« La parole doit sortir du cœur et non de la bouche »

Une compilation et une anthologie remettent en lumière l’œuvre unique de Colette Magny, dont la voix et les textes résonnent jusqu’à aujourd’hui.

Jacques Vincent  • 23 mai 2018 abonné·es
« La parole doit sortir du cœur et non de la bouche »
© photo : Jean-Pierre Roche

Il fallait cet anniversaire de Mai 68 pour reparler de Colette Magny, figure de la chanson française dans sa version la plus engagée, contestataire et radicale, disparue en 1997, dont l’intégrale de l’œuvre est aujourd’hui rééditée dans un coffret. Et pour ceux qui voudraient découvrir cette personnalité singulière, une compilation de 43 morceaux (en deux CD) constitue une excellente entrée en matière, dont on regrettera seulement la médiocrité de la pochette.

Par respect pour le refus des étiquettes manifesté par la chanteuse, on évitera la valse des qualificatifs. Après tout, les chansons parlent d’elles-mêmes et en disent assez sur la colère et l’indignation qui les ont enfantées, et sur la forte personnalité de celle qui les chante.

Colette Magny avouait elle-même attacher plus d’importance aux textes qu’à la musique, comme si cette dernière risquait de constituer un artifice, une forme de séduction inutile face à l’urgence de l’émotion et du message à faire passer. Peut-être aussi pour préserver cette conviction figurant dans l’un de ses chansons : « La parole doit sortir du cœur/Et non de la bouche. »

Souvent accompagnées d’une simple guitare acoustique, les compositions peuvent paraître assez âpres et brutes, chantées d’une voix taillée dans la masse, s’affranchissant parfois des mélodies et pouvant aller jusqu’au cri. Mais Colette Magny a su aussi s’entourer de musiciens, notamment de free-jazz, avec lesquels elle disait s’entendre particulièrement bien. C’est ainsi que l’on peut entendre le pianiste François Tusques ou les bassistes Beb Guérin et Barre Phillips, sur l’album Répression en 1970. Dans un entretien avec Jacques Vassal paru dans le numéro de Rock & Folk d’avril 1973, elle précisait : « J’ai de l’estime pour eux, et eux seuls, les autres sont des fonctionnaires. » Ce qui en dit long sur son caractère et sa propension à se faire des amis dans la profession.

Ce qui caractérise également la chanteuse, c’est une exigence de tous les instants qui n’était pas de nature à faciliter ses rapports avec la radio et la télévision, lesquelles l’ont tenue soigneusement à l’écart, en dehors de la diffusion du fameux « Melocoton » (1963), son seul réel succès, qui lui a collé à la peau jusqu’à finir par devenir embarrassant alors que, plus le temps passait, moins il était représentatif de son répertoire.

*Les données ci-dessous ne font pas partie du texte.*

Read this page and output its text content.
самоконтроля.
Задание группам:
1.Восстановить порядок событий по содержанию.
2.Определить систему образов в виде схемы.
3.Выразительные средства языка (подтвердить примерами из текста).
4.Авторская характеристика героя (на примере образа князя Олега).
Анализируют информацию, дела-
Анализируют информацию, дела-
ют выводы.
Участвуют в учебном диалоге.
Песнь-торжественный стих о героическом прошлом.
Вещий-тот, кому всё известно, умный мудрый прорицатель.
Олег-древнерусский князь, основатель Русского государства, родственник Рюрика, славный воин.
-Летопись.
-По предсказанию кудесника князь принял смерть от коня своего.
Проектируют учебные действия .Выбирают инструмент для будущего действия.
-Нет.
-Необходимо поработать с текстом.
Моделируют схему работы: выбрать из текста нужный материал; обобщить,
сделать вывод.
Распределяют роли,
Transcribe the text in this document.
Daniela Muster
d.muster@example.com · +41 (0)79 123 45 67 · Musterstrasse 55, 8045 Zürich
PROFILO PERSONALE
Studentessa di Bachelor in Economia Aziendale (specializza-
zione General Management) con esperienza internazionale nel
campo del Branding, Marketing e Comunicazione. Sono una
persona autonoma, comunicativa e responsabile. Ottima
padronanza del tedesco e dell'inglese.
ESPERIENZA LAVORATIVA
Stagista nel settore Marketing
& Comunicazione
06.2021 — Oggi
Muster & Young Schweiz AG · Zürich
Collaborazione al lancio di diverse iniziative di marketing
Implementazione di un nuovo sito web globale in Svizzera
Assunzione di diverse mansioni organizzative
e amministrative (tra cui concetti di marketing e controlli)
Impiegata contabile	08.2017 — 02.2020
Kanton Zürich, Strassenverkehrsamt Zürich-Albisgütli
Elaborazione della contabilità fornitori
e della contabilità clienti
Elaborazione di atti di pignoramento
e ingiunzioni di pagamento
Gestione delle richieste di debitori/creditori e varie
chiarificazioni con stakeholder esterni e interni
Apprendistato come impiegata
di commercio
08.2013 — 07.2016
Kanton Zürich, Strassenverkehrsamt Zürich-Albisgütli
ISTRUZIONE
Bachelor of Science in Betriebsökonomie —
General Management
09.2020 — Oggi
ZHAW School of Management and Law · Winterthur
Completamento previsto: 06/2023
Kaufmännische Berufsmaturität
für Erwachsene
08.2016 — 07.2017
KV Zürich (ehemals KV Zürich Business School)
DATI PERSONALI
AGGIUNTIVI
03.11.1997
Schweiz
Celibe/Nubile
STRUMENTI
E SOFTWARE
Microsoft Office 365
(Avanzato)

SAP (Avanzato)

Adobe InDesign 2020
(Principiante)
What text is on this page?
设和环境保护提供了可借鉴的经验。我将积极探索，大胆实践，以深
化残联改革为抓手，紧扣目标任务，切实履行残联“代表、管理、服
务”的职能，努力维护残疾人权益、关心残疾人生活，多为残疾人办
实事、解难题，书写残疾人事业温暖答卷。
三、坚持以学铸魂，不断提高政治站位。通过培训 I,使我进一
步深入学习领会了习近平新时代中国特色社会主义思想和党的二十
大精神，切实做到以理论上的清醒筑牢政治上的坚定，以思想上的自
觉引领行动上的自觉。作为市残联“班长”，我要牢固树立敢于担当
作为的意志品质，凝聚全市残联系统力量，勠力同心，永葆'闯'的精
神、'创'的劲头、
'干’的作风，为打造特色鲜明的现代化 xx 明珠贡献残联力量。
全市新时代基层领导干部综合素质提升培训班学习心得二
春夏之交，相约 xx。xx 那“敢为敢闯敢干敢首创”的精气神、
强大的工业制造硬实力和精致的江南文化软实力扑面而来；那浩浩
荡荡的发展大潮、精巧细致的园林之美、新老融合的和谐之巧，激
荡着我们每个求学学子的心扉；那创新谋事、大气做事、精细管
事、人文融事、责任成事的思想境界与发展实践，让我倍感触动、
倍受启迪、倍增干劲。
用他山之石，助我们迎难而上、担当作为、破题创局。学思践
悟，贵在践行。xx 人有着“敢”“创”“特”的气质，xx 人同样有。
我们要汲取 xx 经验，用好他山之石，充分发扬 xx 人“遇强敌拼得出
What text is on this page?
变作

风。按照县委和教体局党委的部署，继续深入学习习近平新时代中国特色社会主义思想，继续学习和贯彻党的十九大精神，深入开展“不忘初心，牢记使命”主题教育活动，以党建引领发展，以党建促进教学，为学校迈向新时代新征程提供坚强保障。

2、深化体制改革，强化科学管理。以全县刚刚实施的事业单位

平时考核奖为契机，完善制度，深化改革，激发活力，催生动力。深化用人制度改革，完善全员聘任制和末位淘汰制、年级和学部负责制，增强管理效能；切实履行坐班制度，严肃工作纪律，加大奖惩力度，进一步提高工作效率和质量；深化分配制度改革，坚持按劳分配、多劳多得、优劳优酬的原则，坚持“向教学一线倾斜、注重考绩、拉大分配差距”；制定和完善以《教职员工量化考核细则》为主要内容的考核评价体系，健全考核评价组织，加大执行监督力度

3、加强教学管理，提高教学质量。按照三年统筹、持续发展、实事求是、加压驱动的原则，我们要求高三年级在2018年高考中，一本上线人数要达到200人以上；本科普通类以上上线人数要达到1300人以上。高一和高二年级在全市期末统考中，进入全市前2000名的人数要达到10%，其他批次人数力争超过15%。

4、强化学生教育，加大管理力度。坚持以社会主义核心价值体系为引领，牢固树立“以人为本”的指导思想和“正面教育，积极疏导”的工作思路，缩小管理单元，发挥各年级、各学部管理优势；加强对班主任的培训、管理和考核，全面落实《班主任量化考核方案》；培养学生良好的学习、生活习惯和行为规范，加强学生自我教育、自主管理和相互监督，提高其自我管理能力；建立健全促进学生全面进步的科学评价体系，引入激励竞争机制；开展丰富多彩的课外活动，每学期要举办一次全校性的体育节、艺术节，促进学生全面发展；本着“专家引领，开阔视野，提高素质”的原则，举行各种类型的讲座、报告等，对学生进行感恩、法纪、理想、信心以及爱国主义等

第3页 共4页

On en était effectivement loin avec une chanson comme « Mal de vivre » (« Les chiens mordent toujours en Alabama/Et tout cela n’empêche personne de dormir ») ou les presque six minutes de « Répression » et ses coups de griffe à la fameuse majorité silencieuse (« Pas d’opinion/Pas de délit d’opinion »), qui ne pouvaient guère être admises sur les ondes de l’époque.

Mises bout à bout, ces chansons peuvent s’entendre comme une longue chronique des années 1960 et 1970. Elles évoquent au fil des disques la révolution cubaine, les Black Panthers, la marée noire due à l’accident du Torrey Canyon en parallèle de la grande grève des chantiers navals de Saint-Nazaire en 1967 (« À Saint-Nazaire »), le travail qui laisse abruti (« Le Boa ») ou qui tue dans « Chronique du Nord », narration du quotidien d’une famille de mineurs dans le Nord de la France.

Si certaines chansons peuvent paraître datées, beaucoup trouvent un écho dans la réalité d’aujourd’hui, et la voix de Colette Magny peut résonner encore. Comme cette phrase qui traverse le magnifique « Les Militants », chanson hommage aux prêtres soutenant la lutte du peuple basque contre un épiscopat compromis avec l’Espagne fasciste. Si le sujet n’est plus d’actualité, cette affirmation qui revient en boucle, « Non, je ne veux pas d’une civilisation comme celle-là », constitue le slogan idéal pour la convergence des luttes d’aujourd’hui.

À cœur et à cris, Colette Magny, 2 CD, Anthologie 1958-1997, coffret 10 CD, Sony Music.